Tooltips can be used to understand why the dependency exists. Hovering over the new thread displays a tooltip that describes the reason for the dependency. Specifically, the tooltip shows that the Loader thread started running because it was readied by the AppMain thread.
The dependency between the Loader thread and AppMain is one of the reasons for the stall, but it is not the only reason. Two additional threads ran during the time that AppMain was stalled, the thread that ran a series of TaskWrapper events and the thread that ran an event named DoneWorking.
These two threads are unrelated, that is, there is no direct dependency between them. However, the fact that one follows after the other in the timeline means that these events are executing in sequence. But if they’re not dependent on each other, why can’t they run in parallel, thereby reducing the time of our stall?

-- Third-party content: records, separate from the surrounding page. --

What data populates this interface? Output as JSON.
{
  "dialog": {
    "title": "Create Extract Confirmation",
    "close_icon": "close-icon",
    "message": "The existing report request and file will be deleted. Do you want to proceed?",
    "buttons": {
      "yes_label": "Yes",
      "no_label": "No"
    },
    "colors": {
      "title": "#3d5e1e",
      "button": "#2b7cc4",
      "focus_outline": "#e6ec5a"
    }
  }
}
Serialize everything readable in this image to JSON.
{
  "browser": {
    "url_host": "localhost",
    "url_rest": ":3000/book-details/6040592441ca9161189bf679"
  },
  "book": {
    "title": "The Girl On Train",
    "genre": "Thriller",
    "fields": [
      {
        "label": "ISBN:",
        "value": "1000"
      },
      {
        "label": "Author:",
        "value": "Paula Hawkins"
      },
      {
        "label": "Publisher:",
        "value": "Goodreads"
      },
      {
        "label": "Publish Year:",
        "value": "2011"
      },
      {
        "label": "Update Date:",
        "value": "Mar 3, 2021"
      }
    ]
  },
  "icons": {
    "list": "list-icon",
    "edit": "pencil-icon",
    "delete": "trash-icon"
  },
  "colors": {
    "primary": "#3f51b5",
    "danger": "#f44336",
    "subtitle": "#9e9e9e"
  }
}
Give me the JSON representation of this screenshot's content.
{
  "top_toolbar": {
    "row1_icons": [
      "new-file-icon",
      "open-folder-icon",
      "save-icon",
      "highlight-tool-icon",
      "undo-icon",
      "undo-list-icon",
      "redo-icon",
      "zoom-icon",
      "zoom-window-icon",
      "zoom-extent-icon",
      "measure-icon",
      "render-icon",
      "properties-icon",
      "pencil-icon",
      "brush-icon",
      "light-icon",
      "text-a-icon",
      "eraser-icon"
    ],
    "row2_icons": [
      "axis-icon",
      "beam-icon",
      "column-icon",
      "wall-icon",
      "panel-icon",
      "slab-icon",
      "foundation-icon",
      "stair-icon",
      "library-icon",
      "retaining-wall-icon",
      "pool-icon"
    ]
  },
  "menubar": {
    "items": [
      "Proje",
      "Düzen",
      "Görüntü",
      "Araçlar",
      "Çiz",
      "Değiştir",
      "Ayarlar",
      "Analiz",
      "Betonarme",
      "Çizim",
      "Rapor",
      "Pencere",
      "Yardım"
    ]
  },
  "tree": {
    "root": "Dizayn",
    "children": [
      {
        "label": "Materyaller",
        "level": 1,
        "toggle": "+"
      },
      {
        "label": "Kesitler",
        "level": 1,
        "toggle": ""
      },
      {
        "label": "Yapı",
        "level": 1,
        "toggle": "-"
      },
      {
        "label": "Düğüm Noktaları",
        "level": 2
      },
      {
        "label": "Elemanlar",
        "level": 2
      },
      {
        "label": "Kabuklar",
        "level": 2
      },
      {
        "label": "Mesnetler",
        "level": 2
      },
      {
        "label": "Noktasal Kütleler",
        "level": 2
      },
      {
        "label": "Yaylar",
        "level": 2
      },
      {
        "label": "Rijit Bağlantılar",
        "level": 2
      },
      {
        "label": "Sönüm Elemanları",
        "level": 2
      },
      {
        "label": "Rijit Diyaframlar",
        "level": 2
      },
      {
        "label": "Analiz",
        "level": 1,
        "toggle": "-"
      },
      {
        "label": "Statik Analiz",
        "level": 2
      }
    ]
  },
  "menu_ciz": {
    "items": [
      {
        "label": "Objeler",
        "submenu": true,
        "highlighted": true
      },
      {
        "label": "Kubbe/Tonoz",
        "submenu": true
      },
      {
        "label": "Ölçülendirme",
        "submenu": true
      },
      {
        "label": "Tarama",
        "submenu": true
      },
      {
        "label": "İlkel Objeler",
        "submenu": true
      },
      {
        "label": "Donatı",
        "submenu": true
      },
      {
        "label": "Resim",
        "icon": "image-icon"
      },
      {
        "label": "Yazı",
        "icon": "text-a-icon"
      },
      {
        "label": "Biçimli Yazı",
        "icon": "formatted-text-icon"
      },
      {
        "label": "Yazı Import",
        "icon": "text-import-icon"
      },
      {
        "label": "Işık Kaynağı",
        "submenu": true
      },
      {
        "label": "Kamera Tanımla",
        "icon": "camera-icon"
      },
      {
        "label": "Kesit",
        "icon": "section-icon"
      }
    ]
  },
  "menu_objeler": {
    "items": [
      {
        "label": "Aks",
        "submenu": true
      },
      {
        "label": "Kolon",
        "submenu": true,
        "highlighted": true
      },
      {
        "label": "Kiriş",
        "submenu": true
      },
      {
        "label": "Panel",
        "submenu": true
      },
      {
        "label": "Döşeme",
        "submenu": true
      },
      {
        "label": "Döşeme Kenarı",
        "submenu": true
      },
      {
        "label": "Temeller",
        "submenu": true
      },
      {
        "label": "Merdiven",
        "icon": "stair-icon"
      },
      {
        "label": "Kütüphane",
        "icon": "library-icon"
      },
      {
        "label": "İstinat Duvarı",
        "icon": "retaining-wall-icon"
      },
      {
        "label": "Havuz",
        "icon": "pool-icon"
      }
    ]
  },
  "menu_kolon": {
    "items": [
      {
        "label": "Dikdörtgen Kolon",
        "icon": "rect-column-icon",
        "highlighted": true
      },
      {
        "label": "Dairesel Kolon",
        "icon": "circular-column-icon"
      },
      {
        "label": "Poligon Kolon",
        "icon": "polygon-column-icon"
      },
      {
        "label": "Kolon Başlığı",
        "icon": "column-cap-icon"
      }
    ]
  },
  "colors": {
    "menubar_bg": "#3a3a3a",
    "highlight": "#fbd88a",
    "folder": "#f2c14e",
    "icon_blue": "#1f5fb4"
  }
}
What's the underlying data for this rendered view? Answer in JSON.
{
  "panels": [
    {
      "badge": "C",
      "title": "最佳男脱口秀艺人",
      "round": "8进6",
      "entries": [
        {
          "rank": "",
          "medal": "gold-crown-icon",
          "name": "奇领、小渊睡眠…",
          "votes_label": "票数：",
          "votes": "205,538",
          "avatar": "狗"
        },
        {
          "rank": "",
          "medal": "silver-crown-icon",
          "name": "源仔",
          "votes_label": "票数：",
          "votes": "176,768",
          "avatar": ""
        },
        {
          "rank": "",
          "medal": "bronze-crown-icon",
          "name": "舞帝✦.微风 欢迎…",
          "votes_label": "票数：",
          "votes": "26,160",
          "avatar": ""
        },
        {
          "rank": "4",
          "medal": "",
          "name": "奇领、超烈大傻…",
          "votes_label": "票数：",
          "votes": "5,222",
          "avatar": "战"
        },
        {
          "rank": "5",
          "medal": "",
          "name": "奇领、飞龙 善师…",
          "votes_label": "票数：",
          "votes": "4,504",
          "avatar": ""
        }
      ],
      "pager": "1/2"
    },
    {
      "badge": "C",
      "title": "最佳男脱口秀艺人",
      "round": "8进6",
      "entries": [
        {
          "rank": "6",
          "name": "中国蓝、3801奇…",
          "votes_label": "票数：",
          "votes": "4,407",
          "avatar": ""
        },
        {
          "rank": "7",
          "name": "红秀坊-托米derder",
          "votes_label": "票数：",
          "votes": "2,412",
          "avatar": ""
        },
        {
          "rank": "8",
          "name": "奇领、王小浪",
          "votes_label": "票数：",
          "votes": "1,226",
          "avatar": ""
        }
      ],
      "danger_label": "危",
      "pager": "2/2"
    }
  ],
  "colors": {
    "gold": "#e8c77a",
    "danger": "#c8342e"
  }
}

By hovering over these events, tooltips are displayed that provides the answer. In this case, the two threads were both assigned to the same core (Core 4), and also had the same priority, so core contention is the reason these two events ran sequentially. One way to fix this is to assign these threads to different CPU cores to eliminate this contention.
Analyzing additional context switches and readying events (as represented by the vertical red lines), would show that both the WorkerH1 and Worker threads were readied by the Loader thread, giving us a complete picture of what caused the stall. To summarize:
- AppMain readied the Loader thread. This caused AppMain to stop running.
- The Loader thread then readied WorkerH1 and Worker
- WorkerH1 and Worker further lengthened the stall because they ran on the same CPU core
- AppMain had to wait for WorkerH1 and Worker to finish before resuming execution.
A more complete description of the critical path feature can be found on the XYZ documentation page.